| | |
DIETA MEDITERRÁNEA. Se defiende ahora justo lo que hacíamos los países mediterráneos antes de la moda fast food y los alimentos procesados que hoy nos atascan las arterias. Un estudio danés publicado en diciembre pasado que comparaba las dietas mediterráneas con otros hábitos dietéticos europeos dice sin rodeos: "Cada día hay más evidencias de que una comida típica mediterránea, con pocas grasas saturadas y rica en vegetales, en la que se unta el pan en aceite de oliva y se toma un vasito de vino tinto, es buena para la salud cardiovascular".
Los romanos lo sospechaban cuando escribieron que "el pan, el olivo y el vino son signos de civilización". En cambio se equivocaron de medio a medio al menospreciar a los bárbaros del norte como "salvajes comedores de avena", simplemente
porque era un cereal de climas fríos que ellos no conocían ni cultivaban. Hoy, lo mejores maestros panaderos del territorio nacional (una figura a la manera de los maîtres boulangers franceses, que algunos reivindican para situar en su justo lugar el viejo oficio de la panadería) no pestañean al mezclar la harina de trigo con la de los "granos pobres" de antaño -centeno, cebada, avena, mijo, alforfón...-, sobre todo por que no pasa día sin que los expertos de nutrición añadan algún beneficio nuevo a su lista de propiedades.
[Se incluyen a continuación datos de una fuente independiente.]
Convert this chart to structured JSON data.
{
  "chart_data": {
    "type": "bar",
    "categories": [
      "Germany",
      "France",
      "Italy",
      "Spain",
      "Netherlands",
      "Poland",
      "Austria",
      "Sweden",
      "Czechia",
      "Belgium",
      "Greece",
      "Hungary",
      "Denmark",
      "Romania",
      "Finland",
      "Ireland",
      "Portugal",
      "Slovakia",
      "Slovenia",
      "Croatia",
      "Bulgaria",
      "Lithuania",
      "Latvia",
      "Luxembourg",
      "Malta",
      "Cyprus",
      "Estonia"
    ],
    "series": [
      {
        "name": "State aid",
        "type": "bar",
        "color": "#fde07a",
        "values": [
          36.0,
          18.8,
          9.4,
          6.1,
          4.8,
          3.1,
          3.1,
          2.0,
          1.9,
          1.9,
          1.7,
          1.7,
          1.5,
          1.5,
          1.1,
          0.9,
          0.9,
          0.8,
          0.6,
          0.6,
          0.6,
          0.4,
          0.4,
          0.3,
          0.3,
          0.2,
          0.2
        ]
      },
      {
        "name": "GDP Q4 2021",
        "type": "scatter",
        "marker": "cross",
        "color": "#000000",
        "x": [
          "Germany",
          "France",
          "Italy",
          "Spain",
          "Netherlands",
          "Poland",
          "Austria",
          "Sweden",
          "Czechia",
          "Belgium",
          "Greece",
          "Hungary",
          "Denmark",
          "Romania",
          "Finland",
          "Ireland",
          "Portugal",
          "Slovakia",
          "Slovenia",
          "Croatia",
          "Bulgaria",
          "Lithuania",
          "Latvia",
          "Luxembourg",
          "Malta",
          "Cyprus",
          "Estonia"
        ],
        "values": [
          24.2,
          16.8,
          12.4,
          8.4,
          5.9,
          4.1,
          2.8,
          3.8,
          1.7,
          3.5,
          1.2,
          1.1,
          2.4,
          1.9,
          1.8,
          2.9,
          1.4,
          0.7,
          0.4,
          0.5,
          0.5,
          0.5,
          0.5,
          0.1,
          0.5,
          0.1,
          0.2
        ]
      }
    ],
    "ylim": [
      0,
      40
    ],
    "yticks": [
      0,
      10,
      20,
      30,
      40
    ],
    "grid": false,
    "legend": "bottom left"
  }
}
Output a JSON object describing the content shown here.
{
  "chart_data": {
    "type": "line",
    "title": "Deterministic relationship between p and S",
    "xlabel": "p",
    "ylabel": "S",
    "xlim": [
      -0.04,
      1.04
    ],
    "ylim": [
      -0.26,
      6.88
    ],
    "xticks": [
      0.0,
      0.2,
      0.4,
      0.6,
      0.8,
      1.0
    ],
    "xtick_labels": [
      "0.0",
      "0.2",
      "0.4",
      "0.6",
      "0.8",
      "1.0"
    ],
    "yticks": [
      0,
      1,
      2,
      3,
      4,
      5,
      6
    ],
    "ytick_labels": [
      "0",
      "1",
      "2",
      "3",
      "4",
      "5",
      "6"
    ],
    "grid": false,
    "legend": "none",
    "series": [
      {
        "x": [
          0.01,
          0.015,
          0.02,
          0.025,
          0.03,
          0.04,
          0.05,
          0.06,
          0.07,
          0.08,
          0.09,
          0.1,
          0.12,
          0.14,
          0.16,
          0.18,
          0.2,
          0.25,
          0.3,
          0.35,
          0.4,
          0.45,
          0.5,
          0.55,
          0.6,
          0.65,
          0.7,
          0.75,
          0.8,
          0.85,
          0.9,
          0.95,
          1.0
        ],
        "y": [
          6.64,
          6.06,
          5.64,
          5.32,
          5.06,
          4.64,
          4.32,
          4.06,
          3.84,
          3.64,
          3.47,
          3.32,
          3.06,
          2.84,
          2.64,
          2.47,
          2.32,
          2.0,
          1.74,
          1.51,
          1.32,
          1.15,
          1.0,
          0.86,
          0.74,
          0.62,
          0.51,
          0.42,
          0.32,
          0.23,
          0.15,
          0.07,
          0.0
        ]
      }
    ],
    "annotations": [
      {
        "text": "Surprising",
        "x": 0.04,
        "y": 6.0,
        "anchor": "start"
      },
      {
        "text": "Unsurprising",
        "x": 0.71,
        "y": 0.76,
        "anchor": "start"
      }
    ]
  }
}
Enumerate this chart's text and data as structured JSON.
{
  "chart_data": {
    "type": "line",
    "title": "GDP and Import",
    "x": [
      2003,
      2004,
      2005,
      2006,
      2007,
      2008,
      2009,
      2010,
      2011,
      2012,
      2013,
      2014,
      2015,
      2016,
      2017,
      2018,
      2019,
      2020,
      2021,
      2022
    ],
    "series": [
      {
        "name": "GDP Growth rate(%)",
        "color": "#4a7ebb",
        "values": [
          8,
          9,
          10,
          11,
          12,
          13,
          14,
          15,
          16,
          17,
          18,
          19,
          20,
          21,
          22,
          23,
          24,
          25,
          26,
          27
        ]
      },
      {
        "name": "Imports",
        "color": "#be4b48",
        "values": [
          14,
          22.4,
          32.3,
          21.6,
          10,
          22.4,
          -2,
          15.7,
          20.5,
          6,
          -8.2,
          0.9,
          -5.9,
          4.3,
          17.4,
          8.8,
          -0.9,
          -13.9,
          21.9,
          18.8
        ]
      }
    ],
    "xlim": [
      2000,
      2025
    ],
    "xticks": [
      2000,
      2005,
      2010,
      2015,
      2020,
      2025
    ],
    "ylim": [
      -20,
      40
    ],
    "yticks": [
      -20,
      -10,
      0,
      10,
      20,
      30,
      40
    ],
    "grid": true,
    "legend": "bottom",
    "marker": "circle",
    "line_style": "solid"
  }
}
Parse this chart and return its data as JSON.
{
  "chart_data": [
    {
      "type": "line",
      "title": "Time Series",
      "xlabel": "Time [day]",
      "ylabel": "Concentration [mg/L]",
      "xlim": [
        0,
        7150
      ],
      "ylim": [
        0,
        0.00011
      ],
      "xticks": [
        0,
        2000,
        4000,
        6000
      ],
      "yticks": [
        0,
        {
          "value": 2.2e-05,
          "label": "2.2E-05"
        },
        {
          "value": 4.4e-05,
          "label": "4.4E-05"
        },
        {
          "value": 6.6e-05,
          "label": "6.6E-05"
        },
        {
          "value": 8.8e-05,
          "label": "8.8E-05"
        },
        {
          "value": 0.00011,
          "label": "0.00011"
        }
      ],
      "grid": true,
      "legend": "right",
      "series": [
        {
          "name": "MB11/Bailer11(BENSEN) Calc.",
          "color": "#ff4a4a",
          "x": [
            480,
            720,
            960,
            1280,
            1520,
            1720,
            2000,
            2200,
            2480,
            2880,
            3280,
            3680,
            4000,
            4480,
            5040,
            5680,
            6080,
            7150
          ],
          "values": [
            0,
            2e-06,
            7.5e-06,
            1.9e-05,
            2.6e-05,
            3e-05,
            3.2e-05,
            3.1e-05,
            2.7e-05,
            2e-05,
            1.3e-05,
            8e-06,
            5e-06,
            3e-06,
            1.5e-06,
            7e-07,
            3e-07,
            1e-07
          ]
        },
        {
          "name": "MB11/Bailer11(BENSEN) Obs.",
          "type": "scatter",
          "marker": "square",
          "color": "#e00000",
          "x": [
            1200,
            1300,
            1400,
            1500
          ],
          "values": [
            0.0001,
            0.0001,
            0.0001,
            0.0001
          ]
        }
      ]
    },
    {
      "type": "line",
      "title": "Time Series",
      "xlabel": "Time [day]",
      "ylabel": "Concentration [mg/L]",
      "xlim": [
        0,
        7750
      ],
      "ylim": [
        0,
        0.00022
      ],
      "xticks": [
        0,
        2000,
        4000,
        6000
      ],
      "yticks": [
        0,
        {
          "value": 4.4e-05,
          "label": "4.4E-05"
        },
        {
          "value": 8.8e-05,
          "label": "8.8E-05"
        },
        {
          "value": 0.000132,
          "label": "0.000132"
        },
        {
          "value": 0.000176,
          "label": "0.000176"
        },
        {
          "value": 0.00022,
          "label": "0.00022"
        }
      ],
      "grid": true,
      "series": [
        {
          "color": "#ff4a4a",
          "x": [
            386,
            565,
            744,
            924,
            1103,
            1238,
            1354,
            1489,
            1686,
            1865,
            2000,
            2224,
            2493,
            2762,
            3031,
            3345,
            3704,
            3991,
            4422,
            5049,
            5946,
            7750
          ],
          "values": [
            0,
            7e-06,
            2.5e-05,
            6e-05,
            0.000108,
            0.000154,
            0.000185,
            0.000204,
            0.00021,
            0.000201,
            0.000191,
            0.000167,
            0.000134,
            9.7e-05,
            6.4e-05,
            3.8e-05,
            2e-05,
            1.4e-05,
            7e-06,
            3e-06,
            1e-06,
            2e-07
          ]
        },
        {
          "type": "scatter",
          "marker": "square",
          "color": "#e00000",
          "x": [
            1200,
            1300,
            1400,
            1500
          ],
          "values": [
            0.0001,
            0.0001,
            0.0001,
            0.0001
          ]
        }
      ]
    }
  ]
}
Y es que nada como la ciencia para vencer a los extraños de lo que los cercanos han comprobado en sus propias carnes. Por ejemplo, de las virtudes que los habitantes de Escocia atribuían a la avena (valoradísima ahora por los investigadores por su contenido en ácidos grasos esenciales, que previenen el infarto y el deterioro cerebral). Hoy, muchos escoceses siguen teniéndolo tanta veneración que continúan tratando de usted a dicho cereal, empleando sólo la mano derecha para preparar el porridge y los oatcakes (gachas y tortas de avena) y hasta poniéndose de pie cerem oniosamente para comer lo que sus antepasados llamaban "alimento de la fuerza". Más o menos el mismo respeto que el de nuestras abuelas hacia el pan, al que le hacían cruces y besaban devotamente cuando se caía al suelo ,y que jamás tiraban si sobraba por miedo al castigo divino. Un temor que el ciclo ha recompensado en forma de platos tan típicos como las migas, las sopas de pan en todas sus variantes o las inefables torrijas.
Y es que el trigo -el cereal más rico en hierro, fuente de vitaminas A, B1, B2, C y D y calcio, además de hidratos de carbono y valiosas proteínas- sigue proporcionándonos la más panificable y suculenta de la harinas. Aunque es menester decir que los trigos que hoy conocemos (el botánico ruso Vazilov cita más de 30.000) tiene poco que ver con el que, hace 8.000 años machacaban para su sustento los habitantes del creciente fértil (franja que va des de Irán hasta el valle del Nilo). Y menos aún con su antepasado, la escanda, un trigo de siete pares de cromosomas y un solo grano por espiga. ¿Cómo se transformó ese trigo simplísimo en la exuberante panícula de nuestros días? Como Darwin diría, la contestación está en el tiempo y el espacio, esos principios básicos de la evolución que hacen que las probabilidades acaben cumpliéndose estadísticamente. Así, un día, una hibridación accidental con una gramínea desconocida convirtió a la escanda en un cereal de 14 pares de cromosomas, un trigo duro. Las tumbas egipcias están llenas de muestras de ese trigo de 28 cromosomas, hoy empleado para forraje y para hacer pastas alimenticias, pero que a los habitantes del Nilo les valió el apodo de “comedores de pan" entre sus vecinos.
Otro día, no se sabe si por azar o por la mano humana, uno de esos trigos de 14 pares de cromosomas hibridó con otra gramínea silvestre y produjo el primer trigo de 21 pares de cromosomas: el trigo blando que hoy emplean los panaderos y que totaliza el 90% del cultivo mundial. Justamente el trigo que España ha dejado de cultivar por una de esas decisiones incomprensibles -quizá explicables- de la política agrícola comunitaria.